The wish list doesn’t end there. Ultrafast lasers are migrating from the academic lab to clinics and hospitals – as well as to medtech factory floors, where they are being used to make tiny medical devices such as stents. Ultrafast lasers – those with picosecond or shorter pulses – are desirable because they leave ultrasmooth cuts that reduce the time and effort normally required to finish producing a stent. And many stents are going to need to be efficiently produced in the future.
“Stents are a $6 million to $7 million business – the golden standard for treating cardiac issues,” said Raydiance’s Davison. “Over the next 10 to 15 years, cardiac stents will deal with all other arteries, as well as with brain aneurysms.”

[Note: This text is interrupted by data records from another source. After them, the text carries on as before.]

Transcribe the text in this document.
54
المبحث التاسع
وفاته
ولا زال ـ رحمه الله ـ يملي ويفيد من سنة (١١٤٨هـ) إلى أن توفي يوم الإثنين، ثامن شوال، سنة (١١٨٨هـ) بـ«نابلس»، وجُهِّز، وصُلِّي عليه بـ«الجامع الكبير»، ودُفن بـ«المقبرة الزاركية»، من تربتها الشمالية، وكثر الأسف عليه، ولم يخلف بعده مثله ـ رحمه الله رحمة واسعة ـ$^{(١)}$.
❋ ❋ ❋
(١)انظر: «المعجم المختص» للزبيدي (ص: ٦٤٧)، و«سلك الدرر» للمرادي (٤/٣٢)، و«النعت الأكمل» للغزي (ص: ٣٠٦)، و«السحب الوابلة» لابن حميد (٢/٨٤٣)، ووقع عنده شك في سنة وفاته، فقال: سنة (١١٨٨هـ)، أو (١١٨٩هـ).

Ben Bernanke of the US Federal Reserve has stated that the recession has ended, but lingering issues remain. For one, the FDA and other regulators are still bogged down with approvals of new technologies. Although desirous of improved health care, doctors are wary of false promises and unproven technologies. And, despite the beginnings of a recovery, there is still high unemployment. Thousands of job openings exist for medical technologists, but techs remain scarce, because most unemployed workers don’t have the skill set to fill these good-paying jobs.
Institutions of higher education, especially community colleges, are stuffed with people seeking retraining, but there remains a lag; it will take another year or two before they hit the workforce. Until then – and probably for years to come – designers and makers of medical devices will place increased emphasis on simple-to-use systems that don’t require an advanced degree to operate.
If the problems all seem circular in nature, it may just be that the medical device industry is forming a cyclone that will blow through the recession and forward into a very profitable future.